For Immediate Release,
February 10, 2022
OAKLAND, Calif.— A federal judge today restored protection to gray wolves, reversing a Trump-era rule that removed Endangered Species Act protection from the animals across most of the country. Today’s ruling prohibits wolf hunting and trapping in states outside of the northern Rocky Mountains.
“This is a huge win for gray wolves and the many people across the country who care so deeply about them,” said Collette Adkins, carnivore conservation director at the Center for Biological Diversity. “I hope this ruling finally convinces the Fish and Wildlife Service to abandon its longstanding, misguided efforts to remove federal wolf protections. The agency should work instead to restore these ecologically important top carnivores to places like the southern Rockies and northeastern United States.”
In his 26-page ruling, U.S. District Judge Jeffrey White wrote: “...the Service’s analysis relied on two core wolf populations to delist wolves nationally and failed to provide a reasonable interpretation of the ‘significant portion of its range’ standard.” He therefore set aside the delisting rule and restored wolf protections in the Great Lakes region, West Coast states and southern Rocky Mountains.
“Again and again, we’ve had to take the fight for wolves to the courts,” said Adkins. “I’m relieved that the court set things right but saddened that hundreds of wolves suffered and died under this illegal delisting rule. It will take years to undo the damage done to wolf populations.”

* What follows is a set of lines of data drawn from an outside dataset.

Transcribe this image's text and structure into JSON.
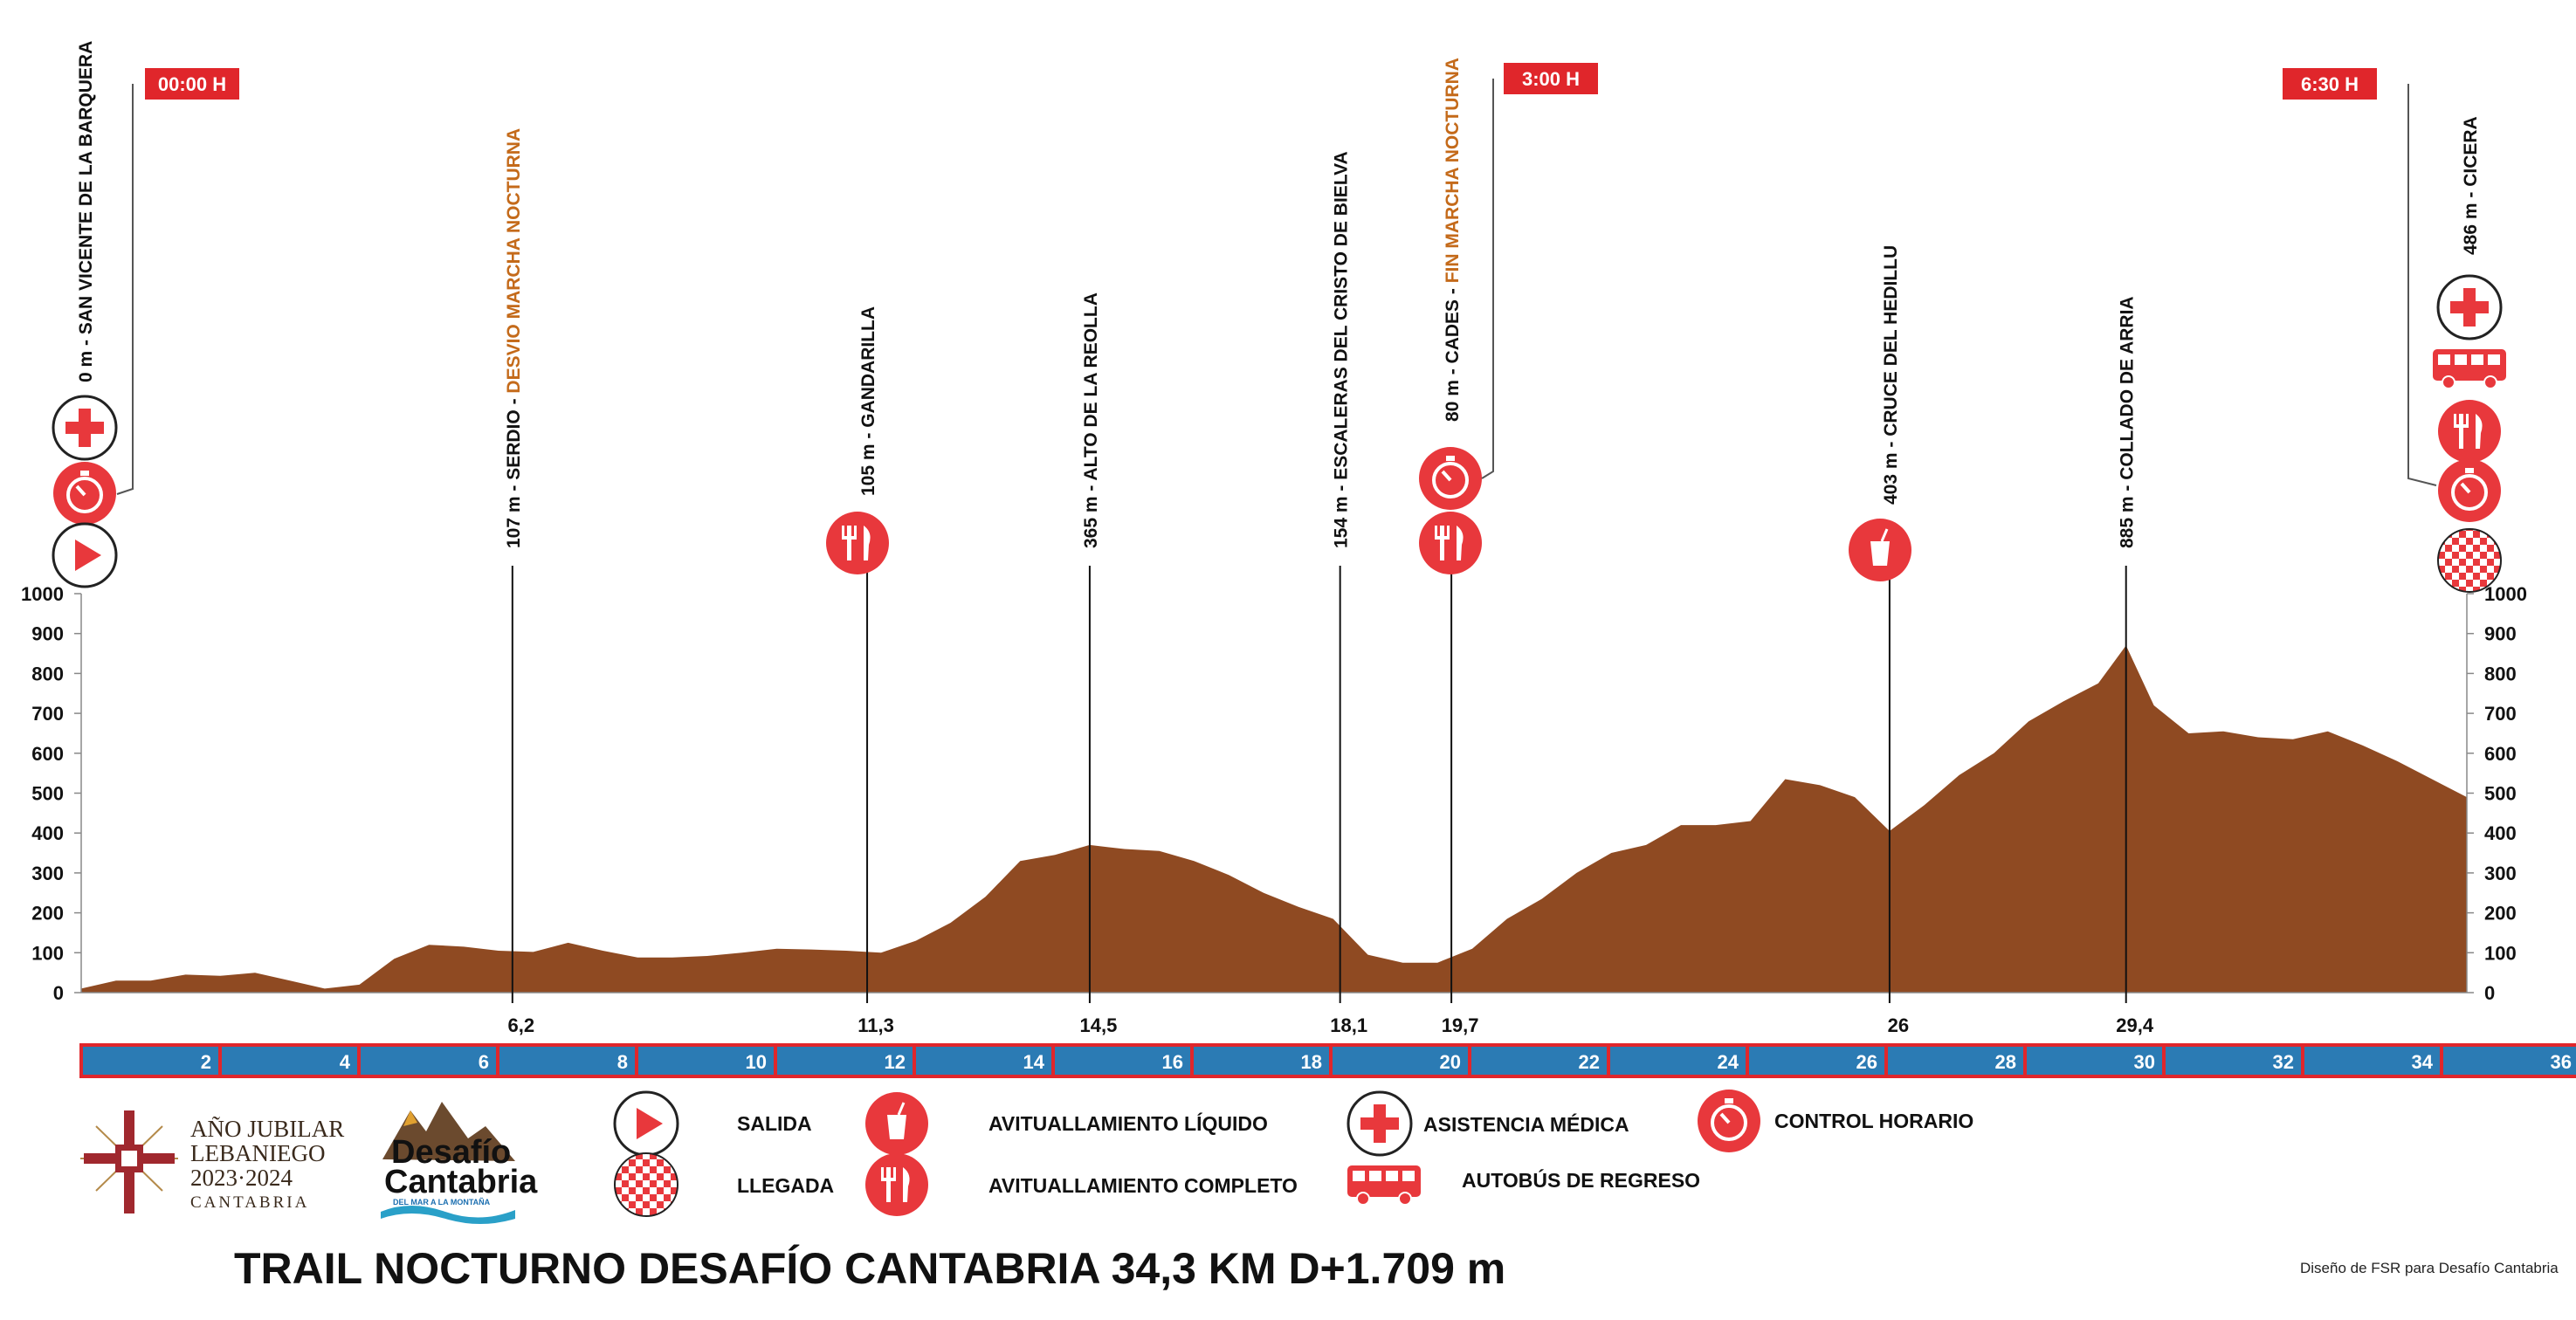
{
  "title": "TRAIL NOCTURNO DESAFÍO CANTABRIA  34,3 KM  D+1.709 m",
  "credit": "Diseño de FSR para Desafío Cantabria",
  "colors": {
    "profile": "#8f4a22",
    "accent": "#e8383c",
    "bar": "#2b7bb4",
    "bar_border": "#e0262b",
    "orange_text": "#c46a1a"
  },
  "jubilee_logo": {
    "line1": "AÑO JUBILAR",
    "line2": "LEBANIEGO",
    "line3": "2023·2024",
    "line4": "CANTABRIA"
  },
  "desafio_logo": {
    "line1": "Desafío",
    "line2": "Cantabria",
    "tagline": "DEL MAR A LA MONTAÑA"
  },
  "legend": [
    {
      "icon": "play-icon",
      "label": "SALIDA"
    },
    {
      "icon": "checkered-flag-icon",
      "label": "LLEGADA"
    },
    {
      "icon": "cup-icon",
      "label": "AVITUALLAMIENTO LÍQUIDO"
    },
    {
      "icon": "fork-knife-icon",
      "label": "AVITUALLAMIENTO COMPLETO"
    },
    {
      "icon": "medical-cross-icon",
      "label": "ASISTENCIA MÉDICA"
    },
    {
      "icon": "bus-icon",
      "label": "AUTOBÚS DE REGRESO"
    },
    {
      "icon": "stopwatch-icon",
      "label": "CONTROL HORARIO"
    }
  ],
  "time_controls": [
    {
      "km": 0,
      "label": "00:00 H"
    },
    {
      "km": 19.7,
      "label": "3:00 H"
    },
    {
      "km": 34.3,
      "label": "6:30 H"
    }
  ],
  "chart_data": {
    "type": "area",
    "xlim": [
      0,
      34.3
    ],
    "ylim": [
      0,
      1000
    ],
    "y_ticks": [
      "0",
      "100",
      "200",
      "300",
      "400",
      "500",
      "600",
      "700",
      "800",
      "900",
      "1000"
    ],
    "km_bar_ticks": [
      "2",
      "4",
      "6",
      "8",
      "10",
      "12",
      "14",
      "16",
      "18",
      "20",
      "22",
      "24",
      "26",
      "28",
      "30",
      "32",
      "34",
      "36"
    ],
    "profile": {
      "x": [
        0,
        0.5,
        1,
        1.5,
        2,
        2.5,
        3,
        3.5,
        4,
        4.5,
        5,
        5.5,
        6,
        6.5,
        7,
        7.5,
        8,
        8.5,
        9,
        9.5,
        10,
        10.5,
        11,
        11.5,
        12,
        12.5,
        13,
        13.5,
        14,
        14.5,
        15,
        15.5,
        16,
        16.5,
        17,
        17.5,
        18,
        18.5,
        19,
        19.5,
        20,
        20.5,
        21,
        21.5,
        22,
        22.5,
        23,
        23.5,
        24,
        24.5,
        25,
        25.5,
        26,
        26.5,
        27,
        27.5,
        28,
        28.5,
        29,
        29.4,
        29.8,
        30.3,
        30.8,
        31.3,
        31.8,
        32.3,
        32.8,
        33.3,
        34.3
      ],
      "y": [
        10,
        30,
        30,
        45,
        42,
        50,
        30,
        10,
        20,
        85,
        120,
        115,
        105,
        102,
        125,
        105,
        88,
        88,
        92,
        100,
        110,
        108,
        105,
        100,
        130,
        175,
        240,
        330,
        345,
        370,
        360,
        355,
        330,
        295,
        250,
        215,
        185,
        95,
        75,
        75,
        110,
        185,
        235,
        300,
        350,
        370,
        420,
        420,
        430,
        535,
        520,
        490,
        405,
        470,
        545,
        600,
        680,
        730,
        775,
        870,
        720,
        650,
        655,
        640,
        635,
        655,
        620,
        580,
        490
      ]
    },
    "waypoints": [
      {
        "km": 0,
        "alt": "0 m",
        "sep": " - ",
        "name": "SAN VICENTE DE LA BARQUERA",
        "orange": false,
        "km_label": "",
        "icons": [
          "medical-cross-icon",
          "stopwatch-icon",
          "play-icon"
        ]
      },
      {
        "km": 6.2,
        "alt": "107 m",
        "sep": " - ",
        "name": "SERDIO",
        "suffix": " - DESVIO MARCHA NOCTURNA",
        "orange": false,
        "km_label": "6,2",
        "icons": []
      },
      {
        "km": 11.3,
        "alt": "105 m",
        "sep": " - ",
        "name": "GANDARILLA",
        "orange": false,
        "km_label": "11,3",
        "icons": [
          "fork-knife-icon"
        ]
      },
      {
        "km": 14.5,
        "alt": "365 m",
        "sep": " -  ",
        "name": "ALTO DE LA REOLLA",
        "orange": false,
        "km_label": "14,5",
        "icons": []
      },
      {
        "km": 18.1,
        "alt": "154 m",
        "sep": " - ",
        "name": "ESCALERAS DEL CRISTO DE BIELVA",
        "orange": false,
        "km_label": "18,1",
        "icons": []
      },
      {
        "km": 19.7,
        "alt": "80 m",
        "sep": " - ",
        "name": "CADES",
        "suffix": " - FIN MARCHA NOCTURNA",
        "orange": false,
        "km_label": "19,7",
        "icons": [
          "stopwatch-icon",
          "fork-knife-icon"
        ]
      },
      {
        "km": 26,
        "alt": "403 m",
        "sep": " - ",
        "name": "CRUCE DEL HEDILLU",
        "orange": false,
        "km_label": "26",
        "icons": [
          "cup-icon"
        ]
      },
      {
        "km": 29.4,
        "alt": "885 m",
        "sep": " - ",
        "name": "COLLADO DE ARRIA",
        "orange": false,
        "km_label": "29,4",
        "icons": []
      },
      {
        "km": 34.3,
        "alt": "486 m",
        "sep": " - ",
        "name": "CICERA",
        "orange": false,
        "km_label": "",
        "icons": [
          "medical-cross-icon",
          "bus-icon",
          "fork-knife-icon",
          "stopwatch-icon",
          "checkered-flag-icon"
        ]
      }
    ]
  }
}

Today’s win is the result of a lawsuit brought by Earthjustice on behalf of the Center for Biological Diversity, Defenders of Wildlife, the Humane Society of the United States, Sierra Club, National Parks Conservation Association and Oregon Wild.
The court ruling does not restore protection to wolves in the northern Rockies, as wolves in that region lost their protection prior to the delisting rule challenged in this case. However, in response to an emergency petition from the Center for Biological Diversity and its partners, the Fish and Wildlife Service determined in September that protecting the species in the northern Rockies may be warranted based largely on new laws in Idaho and Montana that authorize the widespread killing of wolves.